И, не оборачиваясь, угловатый, здоровенный как глыба, брал через плечо протянутые ему ключ и зубильце. Иногда, требуя что-нибудь, не сразу забирал, продолжал работать. Тогда человек, исполнявший поручение, в вытянутой руке держал вещь, ожидая Глазунова. Наконец он поднялся:
— Поехали! Жора, собери инструмент. Николай, заводи, — и вдруг гаркнул: — Да шевелись! Сколько чиликаемся!..
Ремонт продолжался двадцать минут. Я заглянул было в выбрасыватель, — рассмотреть тот самый биттерок, что пристроен Глазуновым, но комбайн тронулся, в выбрасывателе, в «кормовой части», с воем завихрилась солома.
Под нею, внизу, была подвязана возилка; она катилась на стародедовских бричечных колесах, и, когда солома поднималась горой, двое хлопцев-копнителей, стоящих где-то сбоку, враз переворачивали возилку, отчего солома не разбрасывалась по полю, а ложилась позади ровными копнами. Работа здесь была трудная, люди безостановочно ворочали вилами, выдергивая солому из комбайна, чтоб не допустить «пробки». Вентилятор с силой бросал полову, она ударяла в лицо, забивала рот и ноздри, секла надетые на глаза шоферские очки. Копнители работали без рубах, при свете лампочки было видно, как блесткие от пота плечи покрывались размокшей в грязь пылью и колкими остюгами. Ближний копнил с засунутой в карман фуражкой, и его крупная, пышная, такая ж, как пшеница, желтая шевелюра была засыпана шелухой. Из темноты вынырнули двое сменщиков, заплевывая огоньки цигарок.
— Запарились, телятушки? Давайте вилки.
Обменявшись вилами из рук в руки, хлопцы спрыгнули, сдергивая очки с глаз, запотелых век и бровей, обведенных темными кругами. Я тоже спрыгнул — узнать, как все-таки работает биттер, пристроенный Глазуновым?
Излагать стал парняга с пышной шевелюрой — Егор Харченко, резко выдирающий из волос нацеплявшиеся остюги.

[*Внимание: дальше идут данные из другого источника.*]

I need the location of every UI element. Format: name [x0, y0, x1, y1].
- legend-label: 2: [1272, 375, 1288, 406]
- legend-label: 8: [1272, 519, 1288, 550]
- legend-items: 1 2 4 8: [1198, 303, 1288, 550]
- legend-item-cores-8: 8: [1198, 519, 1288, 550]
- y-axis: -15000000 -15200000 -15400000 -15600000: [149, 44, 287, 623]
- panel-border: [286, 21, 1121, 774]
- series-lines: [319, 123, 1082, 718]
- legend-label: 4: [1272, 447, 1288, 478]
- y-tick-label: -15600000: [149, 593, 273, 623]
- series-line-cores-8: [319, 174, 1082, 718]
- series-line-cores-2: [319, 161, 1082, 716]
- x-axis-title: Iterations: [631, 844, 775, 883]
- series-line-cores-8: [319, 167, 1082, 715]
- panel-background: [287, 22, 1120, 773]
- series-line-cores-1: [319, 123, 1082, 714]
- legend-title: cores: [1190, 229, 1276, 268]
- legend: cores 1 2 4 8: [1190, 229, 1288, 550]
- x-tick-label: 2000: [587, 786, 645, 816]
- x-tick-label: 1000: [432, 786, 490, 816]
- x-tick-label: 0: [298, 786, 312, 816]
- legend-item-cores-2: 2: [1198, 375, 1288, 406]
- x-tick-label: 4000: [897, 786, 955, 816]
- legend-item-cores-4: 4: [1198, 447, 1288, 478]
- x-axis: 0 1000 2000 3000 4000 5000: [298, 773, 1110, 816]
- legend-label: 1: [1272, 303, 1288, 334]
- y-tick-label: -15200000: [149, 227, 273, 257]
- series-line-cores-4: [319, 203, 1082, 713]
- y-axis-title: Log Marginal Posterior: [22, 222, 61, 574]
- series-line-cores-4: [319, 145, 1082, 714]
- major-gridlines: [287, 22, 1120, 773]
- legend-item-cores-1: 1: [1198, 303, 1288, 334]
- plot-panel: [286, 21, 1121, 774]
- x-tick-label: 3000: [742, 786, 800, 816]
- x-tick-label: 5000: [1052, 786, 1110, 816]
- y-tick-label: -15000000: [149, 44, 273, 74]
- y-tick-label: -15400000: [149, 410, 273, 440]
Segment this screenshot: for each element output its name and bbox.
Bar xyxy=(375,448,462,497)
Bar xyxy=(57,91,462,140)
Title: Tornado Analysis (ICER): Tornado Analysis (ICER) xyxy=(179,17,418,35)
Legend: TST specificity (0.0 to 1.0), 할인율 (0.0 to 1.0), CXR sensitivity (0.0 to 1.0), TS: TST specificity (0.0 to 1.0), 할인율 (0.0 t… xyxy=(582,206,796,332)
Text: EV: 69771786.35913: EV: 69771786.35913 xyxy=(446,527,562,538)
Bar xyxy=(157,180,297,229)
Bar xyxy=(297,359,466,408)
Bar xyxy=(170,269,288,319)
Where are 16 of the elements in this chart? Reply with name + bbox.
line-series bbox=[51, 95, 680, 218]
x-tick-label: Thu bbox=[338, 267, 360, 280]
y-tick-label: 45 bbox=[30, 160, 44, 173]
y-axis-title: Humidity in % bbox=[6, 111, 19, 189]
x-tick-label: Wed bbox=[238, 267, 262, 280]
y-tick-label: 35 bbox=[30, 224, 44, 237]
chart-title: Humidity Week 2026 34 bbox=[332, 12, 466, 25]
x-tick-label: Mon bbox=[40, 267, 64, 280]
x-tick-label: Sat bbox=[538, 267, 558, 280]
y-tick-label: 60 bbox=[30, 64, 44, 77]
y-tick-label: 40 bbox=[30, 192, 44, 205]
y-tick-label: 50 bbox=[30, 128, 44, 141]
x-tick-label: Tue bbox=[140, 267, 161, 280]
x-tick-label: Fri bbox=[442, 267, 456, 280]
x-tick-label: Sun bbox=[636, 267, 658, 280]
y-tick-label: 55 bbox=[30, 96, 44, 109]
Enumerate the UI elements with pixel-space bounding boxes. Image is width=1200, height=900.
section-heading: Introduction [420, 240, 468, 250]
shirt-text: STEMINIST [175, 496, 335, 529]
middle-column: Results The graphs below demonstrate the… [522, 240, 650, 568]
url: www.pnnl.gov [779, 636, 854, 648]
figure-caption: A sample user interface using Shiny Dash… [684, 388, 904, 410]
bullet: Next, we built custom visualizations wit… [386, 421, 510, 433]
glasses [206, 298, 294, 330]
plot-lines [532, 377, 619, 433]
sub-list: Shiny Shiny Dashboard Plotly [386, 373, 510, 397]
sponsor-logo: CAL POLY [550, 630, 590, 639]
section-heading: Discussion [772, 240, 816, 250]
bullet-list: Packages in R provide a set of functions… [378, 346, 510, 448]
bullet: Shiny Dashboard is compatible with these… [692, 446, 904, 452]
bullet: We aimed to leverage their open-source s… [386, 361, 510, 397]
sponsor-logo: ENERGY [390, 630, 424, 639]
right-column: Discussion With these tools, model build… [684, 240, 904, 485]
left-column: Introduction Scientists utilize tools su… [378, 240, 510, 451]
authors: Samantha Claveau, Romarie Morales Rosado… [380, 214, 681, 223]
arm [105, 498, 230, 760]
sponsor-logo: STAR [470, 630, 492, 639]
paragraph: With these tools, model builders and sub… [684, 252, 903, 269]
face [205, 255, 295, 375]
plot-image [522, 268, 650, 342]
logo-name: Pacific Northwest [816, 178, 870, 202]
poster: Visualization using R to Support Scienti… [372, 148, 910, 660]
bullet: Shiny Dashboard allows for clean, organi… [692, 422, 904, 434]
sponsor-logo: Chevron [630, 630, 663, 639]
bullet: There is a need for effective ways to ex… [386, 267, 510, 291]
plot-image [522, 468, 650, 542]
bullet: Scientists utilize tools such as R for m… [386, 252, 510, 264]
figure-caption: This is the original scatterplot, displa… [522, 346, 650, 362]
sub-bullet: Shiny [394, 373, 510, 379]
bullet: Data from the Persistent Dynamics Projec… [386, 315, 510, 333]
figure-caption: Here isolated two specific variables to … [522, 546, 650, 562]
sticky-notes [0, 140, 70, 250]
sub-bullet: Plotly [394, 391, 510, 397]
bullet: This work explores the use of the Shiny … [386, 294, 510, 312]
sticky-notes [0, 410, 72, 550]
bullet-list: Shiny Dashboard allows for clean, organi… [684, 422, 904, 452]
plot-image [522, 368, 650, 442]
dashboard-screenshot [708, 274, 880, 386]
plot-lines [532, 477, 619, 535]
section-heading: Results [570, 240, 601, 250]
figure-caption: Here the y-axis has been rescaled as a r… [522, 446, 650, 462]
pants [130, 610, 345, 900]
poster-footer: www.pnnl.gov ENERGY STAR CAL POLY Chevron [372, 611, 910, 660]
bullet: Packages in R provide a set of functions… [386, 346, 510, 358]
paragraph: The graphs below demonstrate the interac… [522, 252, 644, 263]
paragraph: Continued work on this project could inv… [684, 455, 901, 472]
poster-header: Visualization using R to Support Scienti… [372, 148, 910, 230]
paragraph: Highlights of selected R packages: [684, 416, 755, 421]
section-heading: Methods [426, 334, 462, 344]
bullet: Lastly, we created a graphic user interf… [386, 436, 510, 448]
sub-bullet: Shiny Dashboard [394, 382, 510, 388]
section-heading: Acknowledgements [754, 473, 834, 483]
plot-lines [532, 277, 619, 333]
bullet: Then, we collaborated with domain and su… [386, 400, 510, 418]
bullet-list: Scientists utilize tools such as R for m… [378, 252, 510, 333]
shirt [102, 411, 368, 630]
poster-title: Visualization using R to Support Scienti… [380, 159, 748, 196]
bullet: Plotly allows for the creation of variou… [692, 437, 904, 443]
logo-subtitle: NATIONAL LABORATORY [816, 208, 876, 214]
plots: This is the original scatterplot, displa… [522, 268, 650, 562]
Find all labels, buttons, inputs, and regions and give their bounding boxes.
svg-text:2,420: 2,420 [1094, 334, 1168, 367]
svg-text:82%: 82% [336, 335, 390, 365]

— Понимаете, — сказал он, — солома уже вот-вот выскочила б с выбрасывателя, упала б на землю, а бит-терок Василя Николаевича как раз бьет на адских оборотах навстречу. Лупит, аж гудит. И зерно, какое оставалось в соломе, стреляет обратно в комбайн!.. Если уж Василь Николаич делал, то будьте покойны.
— Ух ты ж! — радостно заржал другой хлопец, — «Делал — значит, будьте покойны…» Да твой Василь Николаич и сортировку делал, чтоб отдельно сурепу, отдельно вишни или, кажись, груши с пшеницы собирать, — прошел номер?